Hip Replacement is a surgery commonly performed in Orthopedic practice, wherein the hip joint is changed to a new modular bearing providing painless articulation.
The common indications of a Hip Replacement surgery are:
1. Hip Joint Arthritis- either degenerative or inflammatory pathology.
2. Fracture Neck Femur (upper end of thigh bone)
3. Malformed hip Joint- a disease of the childhood
4. Loss of blood supply (Avascular Necrosis)
The definite indication of Hip Replacement is - Painful hip joint with radiological evidence of joint space obliteration. Only exclusion is Fracture Neck Femur; wherein a partial change of the bearing component may be performed.
1. Will the pain go after surgery ?
After a hip replacement, the pain due to arthritis usually subsides in 4-6 weeks. Thereafter, there may be occasional reminders of pain after unaccustomed activity. If however, the pain re-appears after a prolonged pain free period; or the pain tends to worsen progressively, there is a definite cause for concern. This requires an urgent evaluation by the Orthopedic surgeon.

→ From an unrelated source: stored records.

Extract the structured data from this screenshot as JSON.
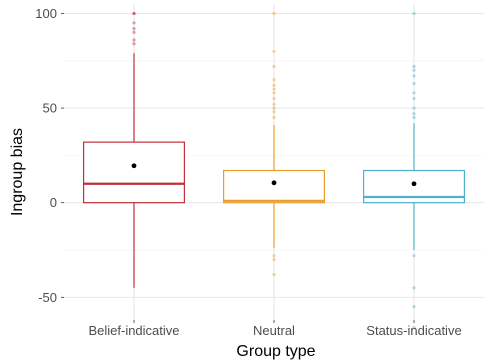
{
  "chart_data": {
    "type": "box",
    "title": "",
    "xlabel": "Group type",
    "ylabel": "Ingroup bias",
    "ylim": [
      -62,
      105
    ],
    "yticks": [
      -50,
      0,
      50,
      100
    ],
    "grid": true,
    "legend": "none",
    "categories": [
      "Belief-indicative",
      "Neutral",
      "Status-indicative"
    ],
    "colors": [
      "#c0303a",
      "#e69f2c",
      "#4fb2cc"
    ],
    "boxes": [
      {
        "category": "Belief-indicative",
        "q1": 0,
        "median": 10,
        "q3": 32,
        "whisker_low": -45,
        "whisker_high": 79,
        "mean": 19.5,
        "outliers": [
          100,
          100,
          95,
          92,
          90,
          86,
          84
        ]
      },
      {
        "category": "Neutral",
        "q1": 0,
        "median": 1,
        "q3": 17,
        "whisker_low": -24,
        "whisker_high": 41,
        "mean": 10.5,
        "outliers": [
          100,
          80,
          72,
          65,
          62,
          60,
          58,
          55,
          52,
          50,
          48,
          45,
          -28,
          -30,
          -38
        ]
      },
      {
        "category": "Status-indicative",
        "q1": 0,
        "median": 3,
        "q3": 17,
        "whisker_low": -25,
        "whisker_high": 42,
        "mean": 10,
        "outliers": [
          100,
          72,
          70,
          67,
          63,
          58,
          55,
          50,
          47,
          45,
          -28,
          -45,
          -55,
          -66
        ]
      }
    ]
  }
}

2. How much time do I need to stay in Hospital; and how much time off work ?
As regards hospital stay, the usual duration is 1 week. The timing of going back to previous level of activity depends upon the type of Hip replacement - Cemented/ Un-cemented; and the quality of bone stock. Usually patients may resume office and sedentary work after 4-6 weeks.
3. What are the chances that I will need a repeat surgery in future ?
The typical longevity of a Hip replacement depends upon- quality of bone/ level of physical activity/ Age/ body weight/ technique of surgery. Most hip replacements survive an average of 15-20 years. However, a large number of variables affecting longevity prevents accurate survival analysis. Individual patient assessment should be done carefully, and the risk- benefit analysis should be explained to the patient before surgery.
4. What precautions I need to take, and for how long ?
The most important of all, are the precautions to be taken by the patient himself. Dislocation of the new joint is a potential risk. extremes of movements should be avoided under all circumstances. The soft tissue healing takes approximately 6 weeks, however, if the hip joint is structurally unstable, or the soft tissue tension is not adequate, precautions need to be taken for a longer time.